Robert Redeker : Cette citation est remarquable parce qu’elle pointe une forme inédite de guerre, jamais envisagée: la guerre des objets contre l’homme. « Objets inanimés avez-vous donc une âme ? » demandait le poète Francis Jammes. Non : l’âme, c’est ce qui recherche la paix. Ont-ils alors une conscience, le savoir de soi ? Chez l’homme la conscience est une fonction de l’âme, témoignant de sa liberté. Un vers magnifique de Victor Hugo, dans La Légende des Siècles, exprime la fusion de l’âme, de la conscience et de la liberté : « L’œil était dans la tombe et regardait Caïn ». L’autonomie des objets (des armes) dont vous parlez est tout le contraire de Caïn, c’est-à-dire de l’homme : c’est une autonomie sans liberté, sans conscience, donc incapable de remords (Hugo pointe le remords poursuivant le criminel même après son décès), sans âme. De ce point de vue la crainte, assez répandue, de voir un jour les machines supplanter l’homme en ses facultés les plus élevées me paraît relever du fantasme, pouvant donc être étudiée par une anthropologie de l’imaginaire. Cependant, qu’elles parviennent, dans un très proche avenir, à la dépasser en intelligence tactique, purement opératoire, est une certitude. Pourront-elles pour autant déclarer la guerre à leur créateur ? Du fait de leur différence de nature avec l’homme, ce risque, dont l’évocation fait frissonner la sensibilité et assure une récréation à la pensée, est exclu.
Pour la première fois, nous allons devoir cohabiter sur la terre avec une espèce que nous avons créée. Cela va-t-il modifier la définition même de l’humanité ?
Nous nous retrouvons dans un monde à trois : les machines, les animaux et les hommes. Jusqu’ici les outils et machines n’étaient pas intelligents, ils n’étaient que des prolongements des organes humains. Voici qu’ils deviennent des prolongements de son cerveau, et acquièrent une part d’autonomie. Il va falloir apprendre à vivre à trois. L’autonomie de ces machines est illusoire, seconde, inévitablement limitée : elle dérive de l’autonomie humaine. Une machine, aussi perfectionnée soit-elle, dépend toujours, ontologiquement, de son créateur. C’est pourquoi ces machines ne parviendront jamais au degré d’autonomie qui est celui des hommes et des animaux. Elles peuvent, à l’occasion, et non par nature, être nos ennemies, jamais nos rivales. Une différence apparaît entre ces machines et les animaux: dans un monde de plus en plus sous l’emprise de la technique: les animaux ont besoin de notre protection (nous avons des devoirs envers eux, même s’il est absurde de leur accorder des droits), l’aide des hommes leur est due sans qu’ils en aient conscience, alors que nous n’avons aucun devoir envers les machines.

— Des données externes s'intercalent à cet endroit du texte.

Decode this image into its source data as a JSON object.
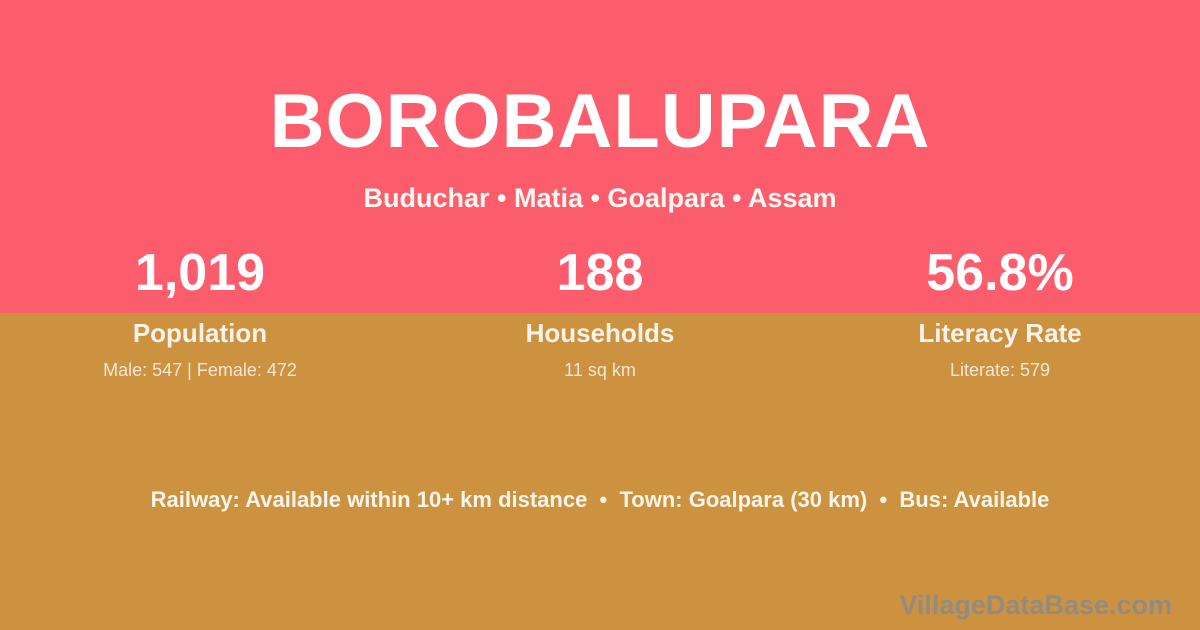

Ceci s’explique : les animaux et les hommes sont des fins en soi, les machines sont créées pour l’utilité de l’homme, son bien être ou le bien public (l’homme se doit les détruire dès qu’elles contreviennent à ce bien-être). Il n’y a pas de devoir envers les machines. Plus ces machines gagneront en puissance, plus l’homme lui-même tendra à leur ressembler, plus il sera important de maintenir comme une norme rigoureuse la définition « classique », « humaniste » de l’homme, héritée aussi bien des Grecs que du christianisme et de Kant. Pareille définition est un rempart et un garde-fou.
L’hypothèse souvent développée par le cinéma de voir la machine supplanter l’homme vous parait-elle réaliste ? La religion du progrès va-t-elle conduire à notre destruction ?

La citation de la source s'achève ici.